Clooney probabilmente non ha ancora, come regista, la brillantezza e l'ironia del cinema di denuncia che affonda le sue radici più floride negli Anni Settanta, ma dà una gran bella prova di rigore e pulizia stilistica, costruendo un mosaico in cui ogni pezzo è 'elegantemente' al suo posto e si allaccia perfettamente a quelli circostanti. Prova tanto più apprezzabile perchè, con tocchi quasi impercettibili, riesce a dare corpo e sostanza non solo alle luci, ma anche alle inscindibili ombre che sono proprie dei vari personaggi.
A tal riguardo, come nel già citato "Good Night, and Good Luck", il fondamento di rappresentare un plot rigoroso e ben scritto, ma senza particolari variazioni di ritmo, è proprio quello di servirsi di un cast che dia alla storia le sfumature necessarie, come un blocco di marmo che, sebbene aiutato dalla mano dello scultore, riesca di per sè stesso a dare un valore particolare alla luce ed alle forme.
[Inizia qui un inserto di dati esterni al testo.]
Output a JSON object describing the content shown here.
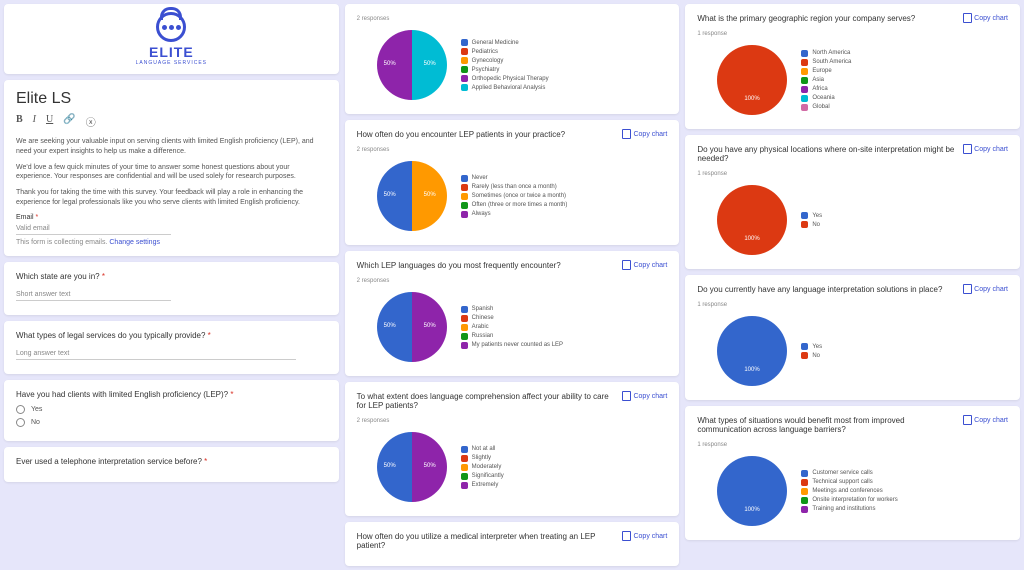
{
  "copy_label": "Copy chart",
  "logo": {
    "name": "ELITE",
    "sub": "LANGUAGE SERVICES"
  },
  "form": {
    "title": "Elite LS",
    "p1": "We are seeking your valuable input on serving clients with limited English proficiency (LEP), and need your expert insights to help us make a difference.",
    "p2": "We'd love a few quick minutes of your time to answer some honest questions about your experience. Your responses are confidential and will be used solely for research purposes.",
    "p3": "Thank you for taking the time with this survey. Your feedback will play a role in enhancing the experience for legal professionals like you who serve clients with limited English proficiency.",
    "email_label": "Email",
    "email_placeholder": "Valid email",
    "note": "This form is collecting emails.",
    "note_link": "Change settings"
  },
  "q_state": {
    "title": "Which state are you in?",
    "placeholder": "Short answer text"
  },
  "q_services": {
    "title": "What types of legal services do you typically provide?",
    "placeholder": "Long answer text"
  },
  "q_lep": {
    "title": "Have you had clients with limited English proficiency (LEP)?",
    "opt1": "Yes",
    "opt2": "No"
  },
  "q_phone": {
    "title": "Ever used a telephone interpretation service before?"
  },
  "chart1": {
    "responses": "2 responses",
    "slices": [
      {
        "pct": 50,
        "color": "#00bcd4",
        "label": "50%"
      },
      {
        "pct": 50,
        "color": "#8e24aa",
        "label": "50%"
      }
    ],
    "legend": [
      {
        "label": "General Medicine",
        "color": "#3366cc"
      },
      {
        "label": "Pediatrics",
        "color": "#dc3912"
      },
      {
        "label": "Gynecology",
        "color": "#ff9900"
      },
      {
        "label": "Psychiatry",
        "color": "#109618"
      },
      {
        "label": "Orthopedic Physical Therapy",
        "color": "#8e24aa"
      },
      {
        "label": "Applied Behavioral Analysis",
        "color": "#00bcd4"
      }
    ]
  },
  "chart2": {
    "title": "How often do you encounter LEP patients in your practice?",
    "responses": "2 responses",
    "slices": [
      {
        "pct": 50,
        "color": "#ff9900",
        "label": "50%"
      },
      {
        "pct": 50,
        "color": "#3366cc",
        "label": "50%"
      }
    ],
    "legend": [
      {
        "label": "Never",
        "color": "#3366cc"
      },
      {
        "label": "Rarely (less than once a month)",
        "color": "#dc3912"
      },
      {
        "label": "Sometimes (once or twice a month)",
        "color": "#ff9900"
      },
      {
        "label": "Often (three or more times a month)",
        "color": "#109618"
      },
      {
        "label": "Always",
        "color": "#8e24aa"
      }
    ]
  },
  "chart3": {
    "title": "Which LEP languages do you most frequently encounter?",
    "responses": "2 responses",
    "slices": [
      {
        "pct": 50,
        "color": "#8e24aa",
        "label": "50%"
      },
      {
        "pct": 50,
        "color": "#3366cc",
        "label": "50%"
      }
    ],
    "legend": [
      {
        "label": "Spanish",
        "color": "#3366cc"
      },
      {
        "label": "Chinese",
        "color": "#dc3912"
      },
      {
        "label": "Arabic",
        "color": "#ff9900"
      },
      {
        "label": "Russian",
        "color": "#109618"
      },
      {
        "label": "My patients never counted as LEP",
        "color": "#8e24aa"
      }
    ]
  },
  "chart4": {
    "title": "To what extent does language comprehension affect your ability to care for LEP patients?",
    "responses": "2 responses",
    "slices": [
      {
        "pct": 50,
        "color": "#8e24aa",
        "label": "50%"
      },
      {
        "pct": 50,
        "color": "#3366cc",
        "label": "50%"
      }
    ],
    "legend": [
      {
        "label": "Not at all",
        "color": "#3366cc"
      },
      {
        "label": "Slightly",
        "color": "#dc3912"
      },
      {
        "label": "Moderately",
        "color": "#ff9900"
      },
      {
        "label": "Significantly",
        "color": "#109618"
      },
      {
        "label": "Extremely",
        "color": "#8e24aa"
      }
    ]
  },
  "chart5": {
    "title": "How often do you utilize a medical interpreter when treating an LEP patient?",
    "responses": ""
  },
  "chart6": {
    "title": "What is the primary geographic region your company serves?",
    "responses": "1 response",
    "slices": [
      {
        "pct": 100,
        "color": "#dc3912",
        "label": "100%"
      }
    ],
    "legend": [
      {
        "label": "North America",
        "color": "#3366cc"
      },
      {
        "label": "South America",
        "color": "#dc3912"
      },
      {
        "label": "Europe",
        "color": "#ff9900"
      },
      {
        "label": "Asia",
        "color": "#109618"
      },
      {
        "label": "Africa",
        "color": "#8e24aa"
      },
      {
        "label": "Oceania",
        "color": "#00bcd4"
      },
      {
        "label": "Global",
        "color": "#d16ba5"
      }
    ]
  },
  "chart7": {
    "title": "Do you have any physical locations where on-site interpretation might be needed?",
    "responses": "1 response",
    "slices": [
      {
        "pct": 100,
        "color": "#dc3912",
        "label": "100%"
      }
    ],
    "legend": [
      {
        "label": "Yes",
        "color": "#3366cc"
      },
      {
        "label": "No",
        "color": "#dc3912"
      }
    ]
  },
  "chart8": {
    "title": "Do you currently have any language interpretation solutions in place?",
    "responses": "1 response",
    "slices": [
      {
        "pct": 100,
        "color": "#3366cc",
        "label": "100%"
      }
    ],
    "legend": [
      {
        "label": "Yes",
        "color": "#3366cc"
      },
      {
        "label": "No",
        "color": "#dc3912"
      }
    ]
  },
  "chart9": {
    "title": "What types of situations would benefit most from improved communication across language barriers?",
    "responses": "1 response",
    "slices": [
      {
        "pct": 100,
        "color": "#3366cc",
        "label": "100%"
      }
    ],
    "legend": [
      {
        "label": "Customer service calls",
        "color": "#3366cc"
      },
      {
        "label": "Technical support calls",
        "color": "#dc3912"
      },
      {
        "label": "Meetings and conferences",
        "color": "#ff9900"
      },
      {
        "label": "Onsite interpretation for workers",
        "color": "#109618"
      },
      {
        "label": "Training and institutions",
        "color": "#8e24aa"
      }
    ]
  }
}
Davanti a tutti (compresi i bravi Clooney e Tomei) galoppano i due soliti, grandiosi cavalli di razza Seymour Hoffman e Giamatti (rasenti alla perfezione nell'esprimere quel mescolarsi di cinismo e disillusione che marchia a fuoco i loro personaggi), mentre merita qualche riga a parte il superbo Ryan Gosling: ai posteri l'onere di decidere riguardo la sua grandezza di attore, ma non toglie forse il respiro anche a voi contemplare la tenerezza ed il fulgore nel suo sguardo e l'attimo dopo trovarvi a fissare dei lineamenti più freddi del ghiaccio, due occhi dietro cui sembra esserci solo il vuoto?
Il regista merita comunque un ulteriore plauso, per come li guida con mano attenta e sicura e li cuce all'interno della storia alternando con efficacia primi piani e campi lunghi, usando abilmente silenzi e musiche (vd. ad es. la sequenza del dialogo alle spalle della gigantesca Stars and Stripes, che con la sua presenza assordante riempie la scena, oppure la conversazione all'interno del S.U.V., vera lezione di regia).
Presi nel loro complesso tutti questi elementi costruiscono dunque un film che, anche se non originalissimo, è potente ed incisivo nel rappresentare il crollo degli ideali in certa parte del mondo moderno, travolti da un meccanismo semplice quanto inesorabile che Niccolò Macchiavelli aveva codificato con sbalorditiva lucidità già cinque secoli fa: il fine giustifica i mezzi.

Voto: 7 1/2
Analisi lucida ed impietosa della società (non solo politica) americana, l'opera quarta del George Clooney regista non mette in scena elementi originali, ma regala comunque un ritratto che spicca per sguardo, intelligenza della narrazione ed interpreti.